Looking at William through the flames as he dissected another of the desert rats with his claws, Zach said, “If no one has ever returned, how do people know such things about this city and the outer-rim? How do they know it even exists?”
William shrugged his huge shoulders and popped some of the rat meat into his mouth.
“I’ve heard about the city, too,” Neanna said, her long, black hair blowing in the cool wind that snaked across the desert floor. “They say that it snows there, it never stops. But it’s not snow – its ash, falling from the crumbling buildings.”
“Who says?” Bom scoffed, his armour glinting in the moonlight. “Who says such things?”

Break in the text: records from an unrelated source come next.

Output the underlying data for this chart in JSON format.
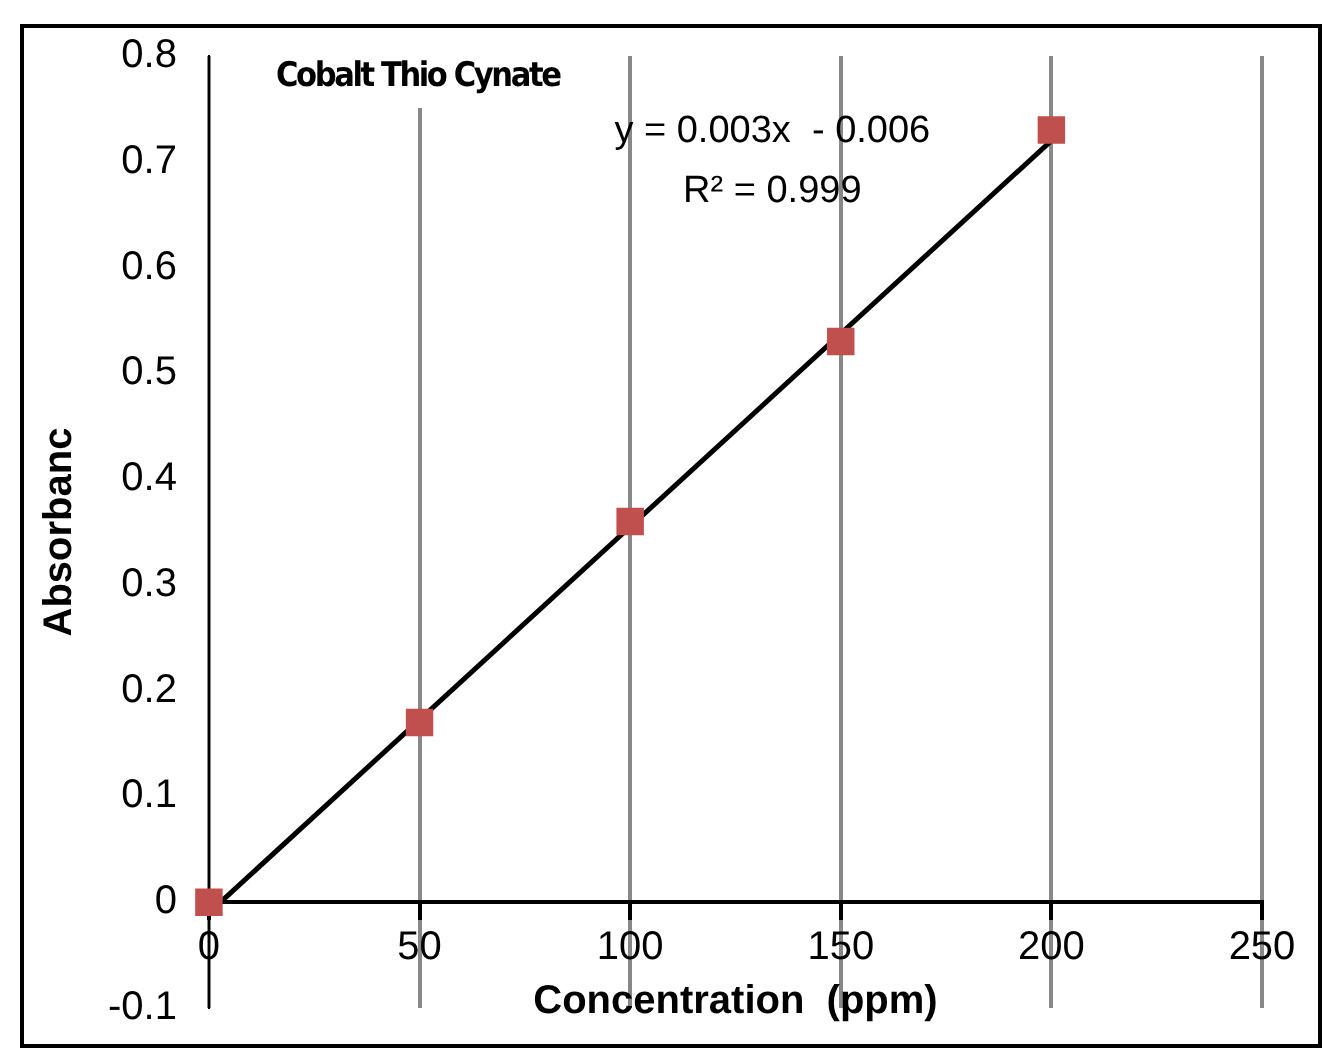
{
  "chart_data": {
    "type": "scatter",
    "title": "Cobalt Thio Cynate",
    "xlabel": "Concentration  (ppm)",
    "ylabel": "Absorbanc",
    "x": [
      0,
      50,
      100,
      150,
      200
    ],
    "series": [
      {
        "color": "#c0504d",
        "marker": "square",
        "values": [
          0,
          0.17,
          0.36,
          0.53,
          0.73
        ]
      },
      {
        "type": "line",
        "color": "#000000",
        "marker": "none",
        "x": [
          0,
          200
        ],
        "values": [
          -0.01,
          0.72
        ]
      }
    ],
    "annotations": [
      "y = 0.003x  - 0.006",
      "R² = 0.999"
    ],
    "xlim": [
      0,
      250
    ],
    "xticks": [
      0,
      50,
      100,
      150,
      200,
      250
    ],
    "ylim": [
      -0.1,
      0.8
    ],
    "yticks": [
      -0.1,
      0,
      0.1,
      0.2,
      0.3,
      0.4,
      0.5,
      0.6,
      0.7,
      0.8
    ],
    "grid": "x"
  }
}
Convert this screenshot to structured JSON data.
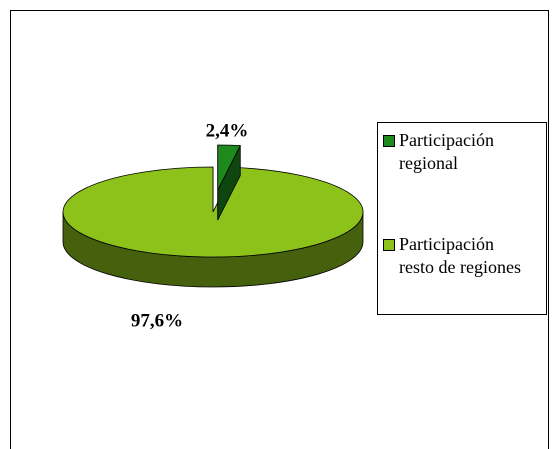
{
  "chart_data": {
    "type": "pie",
    "three_d": true,
    "categories": [
      "Participación regional",
      "Participación resto de regiones"
    ],
    "values": [
      2.4,
      97.6
    ],
    "value_labels": [
      "2,4%",
      "97,6%"
    ],
    "colors": [
      "#1e8a1e",
      "#8cc21a"
    ],
    "legend": "right"
  }
}
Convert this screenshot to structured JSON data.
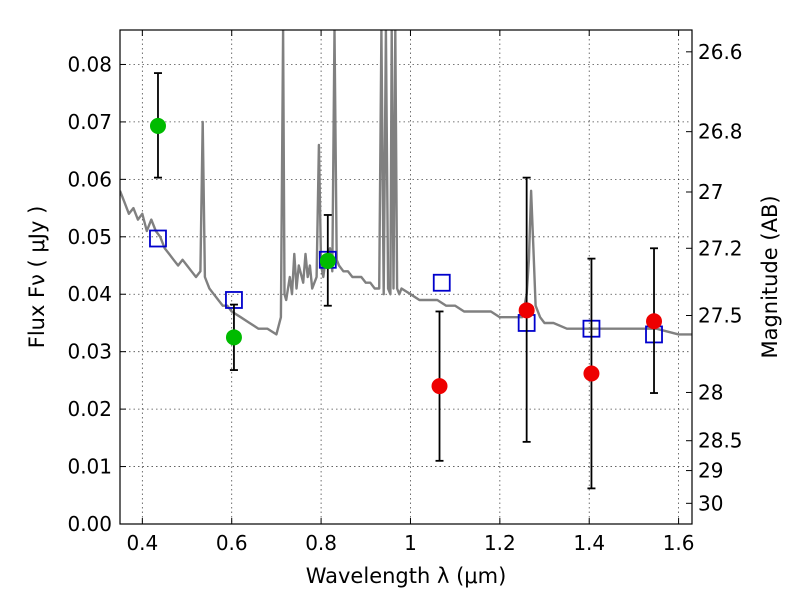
{
  "chart_data": {
    "type": "scatter",
    "title": "",
    "xlabel": "Wavelength  λ (μm)",
    "ylabel": "Flux  Fν  ( μJy )",
    "y2label": "Magnitude (AB)",
    "xlim": [
      0.35,
      1.63
    ],
    "ylim": [
      0.0,
      0.086
    ],
    "grid": true,
    "x_ticks": [
      0.4,
      0.6,
      0.8,
      1.0,
      1.2,
      1.4,
      1.6
    ],
    "x_tick_labels": [
      "0.4",
      "0.6",
      "0.8",
      "1",
      "1.2",
      "1.4",
      "1.6"
    ],
    "y_ticks": [
      0.0,
      0.01,
      0.02,
      0.03,
      0.04,
      0.05,
      0.06,
      0.07,
      0.08
    ],
    "y_tick_labels": [
      "0.00",
      "0.01",
      "0.02",
      "0.03",
      "0.04",
      "0.05",
      "0.06",
      "0.07",
      "0.08"
    ],
    "mag_ticks": [
      {
        "flux": 0.0822,
        "label": "26.6"
      },
      {
        "flux": 0.0683,
        "label": "26.8"
      },
      {
        "flux": 0.0578,
        "label": "27"
      },
      {
        "flux": 0.048,
        "label": "27.2"
      },
      {
        "flux": 0.0363,
        "label": "27.5"
      },
      {
        "flux": 0.0229,
        "label": "28"
      },
      {
        "flux": 0.0145,
        "label": "28.5"
      },
      {
        "flux": 0.0093,
        "label": "29"
      },
      {
        "flux": 0.0036,
        "label": "30"
      }
    ],
    "series": [
      {
        "kind": "model_spectrum",
        "color": "#808080",
        "x": [
          0.35,
          0.36,
          0.37,
          0.38,
          0.39,
          0.4,
          0.41,
          0.42,
          0.43,
          0.44,
          0.45,
          0.46,
          0.47,
          0.48,
          0.49,
          0.5,
          0.51,
          0.52,
          0.53,
          0.535,
          0.54,
          0.545,
          0.55,
          0.56,
          0.57,
          0.58,
          0.59,
          0.6,
          0.62,
          0.64,
          0.66,
          0.68,
          0.7,
          0.71,
          0.715,
          0.718,
          0.722,
          0.73,
          0.735,
          0.74,
          0.745,
          0.75,
          0.76,
          0.765,
          0.77,
          0.775,
          0.78,
          0.785,
          0.79,
          0.795,
          0.8,
          0.805,
          0.81,
          0.82,
          0.825,
          0.83,
          0.835,
          0.84,
          0.85,
          0.86,
          0.87,
          0.88,
          0.89,
          0.9,
          0.91,
          0.92,
          0.93,
          0.935,
          0.94,
          0.945,
          0.95,
          0.955,
          0.958,
          0.962,
          0.966,
          0.97,
          0.975,
          0.98,
          1.0,
          1.02,
          1.04,
          1.06,
          1.08,
          1.1,
          1.12,
          1.15,
          1.18,
          1.2,
          1.22,
          1.24,
          1.25,
          1.26,
          1.265,
          1.27,
          1.275,
          1.28,
          1.29,
          1.3,
          1.32,
          1.35,
          1.4,
          1.45,
          1.5,
          1.55,
          1.6,
          1.63
        ],
        "y": [
          0.058,
          0.056,
          0.054,
          0.055,
          0.053,
          0.054,
          0.051,
          0.053,
          0.051,
          0.05,
          0.048,
          0.047,
          0.046,
          0.045,
          0.046,
          0.045,
          0.044,
          0.043,
          0.044,
          0.07,
          0.043,
          0.042,
          0.041,
          0.04,
          0.039,
          0.038,
          0.038,
          0.037,
          0.036,
          0.035,
          0.034,
          0.034,
          0.033,
          0.036,
          0.086,
          0.04,
          0.039,
          0.043,
          0.04,
          0.047,
          0.041,
          0.045,
          0.042,
          0.047,
          0.043,
          0.045,
          0.041,
          0.042,
          0.043,
          0.066,
          0.045,
          0.043,
          0.046,
          0.048,
          0.044,
          0.086,
          0.046,
          0.045,
          0.044,
          0.044,
          0.043,
          0.043,
          0.043,
          0.042,
          0.042,
          0.041,
          0.041,
          0.086,
          0.04,
          0.086,
          0.041,
          0.04,
          0.086,
          0.041,
          0.086,
          0.041,
          0.04,
          0.041,
          0.04,
          0.039,
          0.039,
          0.039,
          0.038,
          0.038,
          0.037,
          0.037,
          0.037,
          0.036,
          0.036,
          0.036,
          0.036,
          0.04,
          0.046,
          0.058,
          0.048,
          0.038,
          0.036,
          0.035,
          0.035,
          0.034,
          0.034,
          0.034,
          0.034,
          0.034,
          0.033,
          0.033
        ]
      },
      {
        "kind": "model_photometry",
        "color": "#0000cc",
        "marker": "open-square",
        "x": [
          0.435,
          0.605,
          0.815,
          1.07,
          1.26,
          1.405,
          1.545
        ],
        "y": [
          0.0497,
          0.039,
          0.046,
          0.042,
          0.035,
          0.034,
          0.033
        ]
      },
      {
        "kind": "observed_optical",
        "color": "#00bb00",
        "marker": "filled-circle",
        "x": [
          0.435,
          0.605,
          0.815
        ],
        "y": [
          0.0693,
          0.0325,
          0.0458
        ],
        "yerr_low": [
          0.0603,
          0.0268,
          0.038
        ],
        "yerr_high": [
          0.0785,
          0.0382,
          0.0538
        ]
      },
      {
        "kind": "observed_nir",
        "color": "#ee0000",
        "marker": "filled-circle",
        "x": [
          1.065,
          1.26,
          1.405,
          1.545
        ],
        "y": [
          0.024,
          0.0372,
          0.0262,
          0.0353
        ],
        "yerr_low": [
          0.011,
          0.0143,
          0.0062,
          0.0228
        ],
        "yerr_high": [
          0.037,
          0.0603,
          0.0462,
          0.048
        ]
      }
    ]
  }
}
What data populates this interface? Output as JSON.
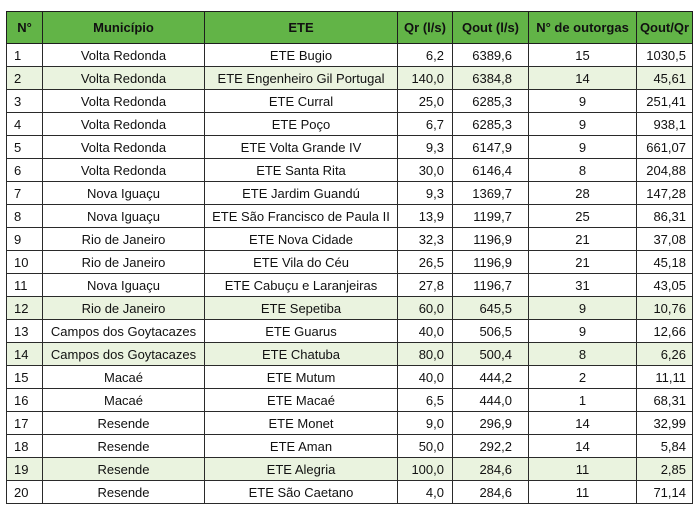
{
  "table": {
    "headers": [
      "N°",
      "Município",
      "ETE",
      "Qr (l/s)",
      "Qout (l/s)",
      "N° de outorgas",
      "Qout/Qr"
    ],
    "rows": [
      {
        "n": "1",
        "municipio": "Volta Redonda",
        "ete": "ETE Bugio",
        "qr": "6,2",
        "qout": "6389,6",
        "outorgas": "15",
        "ratio": "1030,5",
        "shaded": false
      },
      {
        "n": "2",
        "municipio": "Volta Redonda",
        "ete": "ETE Engenheiro Gil Portugal",
        "qr": "140,0",
        "qout": "6384,8",
        "outorgas": "14",
        "ratio": "45,61",
        "shaded": true
      },
      {
        "n": "3",
        "municipio": "Volta Redonda",
        "ete": "ETE Curral",
        "qr": "25,0",
        "qout": "6285,3",
        "outorgas": "9",
        "ratio": "251,41",
        "shaded": false
      },
      {
        "n": "4",
        "municipio": "Volta Redonda",
        "ete": "ETE Poço",
        "qr": "6,7",
        "qout": "6285,3",
        "outorgas": "9",
        "ratio": "938,1",
        "shaded": false
      },
      {
        "n": "5",
        "municipio": "Volta Redonda",
        "ete": "ETE Volta Grande IV",
        "qr": "9,3",
        "qout": "6147,9",
        "outorgas": "9",
        "ratio": "661,07",
        "shaded": false
      },
      {
        "n": "6",
        "municipio": "Volta Redonda",
        "ete": "ETE Santa Rita",
        "qr": "30,0",
        "qout": "6146,4",
        "outorgas": "8",
        "ratio": "204,88",
        "shaded": false
      },
      {
        "n": "7",
        "municipio": "Nova Iguaçu",
        "ete": "ETE Jardim Guandú",
        "qr": "9,3",
        "qout": "1369,7",
        "outorgas": "28",
        "ratio": "147,28",
        "shaded": false
      },
      {
        "n": "8",
        "municipio": "Nova Iguaçu",
        "ete": "ETE São Francisco de Paula II",
        "qr": "13,9",
        "qout": "1199,7",
        "outorgas": "25",
        "ratio": "86,31",
        "shaded": false
      },
      {
        "n": "9",
        "municipio": "Rio de Janeiro",
        "ete": "ETE Nova Cidade",
        "qr": "32,3",
        "qout": "1196,9",
        "outorgas": "21",
        "ratio": "37,08",
        "shaded": false
      },
      {
        "n": "10",
        "municipio": "Rio de Janeiro",
        "ete": "ETE Vila do Céu",
        "qr": "26,5",
        "qout": "1196,9",
        "outorgas": "21",
        "ratio": "45,18",
        "shaded": false
      },
      {
        "n": "11",
        "municipio": "Nova Iguaçu",
        "ete": "ETE Cabuçu e Laranjeiras",
        "qr": "27,8",
        "qout": "1196,7",
        "outorgas": "31",
        "ratio": "43,05",
        "shaded": false
      },
      {
        "n": "12",
        "municipio": "Rio de Janeiro",
        "ete": "ETE Sepetiba",
        "qr": "60,0",
        "qout": "645,5",
        "outorgas": "9",
        "ratio": "10,76",
        "shaded": true
      },
      {
        "n": "13",
        "municipio": "Campos dos Goytacazes",
        "ete": "ETE Guarus",
        "qr": "40,0",
        "qout": "506,5",
        "outorgas": "9",
        "ratio": "12,66",
        "shaded": false
      },
      {
        "n": "14",
        "municipio": "Campos dos Goytacazes",
        "ete": "ETE Chatuba",
        "qr": "80,0",
        "qout": "500,4",
        "outorgas": "8",
        "ratio": "6,26",
        "shaded": true
      },
      {
        "n": "15",
        "municipio": "Macaé",
        "ete": "ETE Mutum",
        "qr": "40,0",
        "qout": "444,2",
        "outorgas": "2",
        "ratio": "11,11",
        "shaded": false
      },
      {
        "n": "16",
        "municipio": "Macaé",
        "ete": "ETE Macaé",
        "qr": "6,5",
        "qout": "444,0",
        "outorgas": "1",
        "ratio": "68,31",
        "shaded": false
      },
      {
        "n": "17",
        "municipio": "Resende",
        "ete": "ETE Monet",
        "qr": "9,0",
        "qout": "296,9",
        "outorgas": "14",
        "ratio": "32,99",
        "shaded": false
      },
      {
        "n": "18",
        "municipio": "Resende",
        "ete": "ETE Aman",
        "qr": "50,0",
        "qout": "292,2",
        "outorgas": "14",
        "ratio": "5,84",
        "shaded": false
      },
      {
        "n": "19",
        "municipio": "Resende",
        "ete": "ETE Alegria",
        "qr": "100,0",
        "qout": "284,6",
        "outorgas": "11",
        "ratio": "2,85",
        "shaded": true
      },
      {
        "n": "20",
        "municipio": "Resende",
        "ete": "ETE São Caetano",
        "qr": "4,0",
        "qout": "284,6",
        "outorgas": "11",
        "ratio": "71,14",
        "shaded": false
      }
    ]
  },
  "colors": {
    "header_bg": "#62b447",
    "shaded_row_bg": "#eaf3df",
    "border": "#1e1e1e"
  }
}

A silence fell over the small group huddled around the fire. The sound of the dry twigs snapping and hissing as they burnt became almost deafening. After a short time, and unable to bear the silence any longer, Zach stood and brushed the dust and sand from the seat of his jeans.
“The only way to find out if this city you call the outer-rim really exists, is if we carry on walking,” he said, as he pulled his long, dark coat about him.
With a grunt, Bom got to his feet and stamped out the fire. Tendrils of grey smoke wafted up into the night. William discarded the carcass of the last desert rat, and wiping his greasy claws on his thick, woven trousers, he stood. Towering over Neanna, he stuck out a claw and pulled her to her feet.
“Do you think we should keep heading towards...” Neanna started as she looked at William.
“Do we have a choice?” William cut over her. Then, gently curling his claws around the key that hung about his neck, he added, “If we are going to get the box that contains the Heart of Endra, then we have to keep going. My granddad told me once that whatever happens, you must never go backwards. Sideways is okay sometimes, but never back.”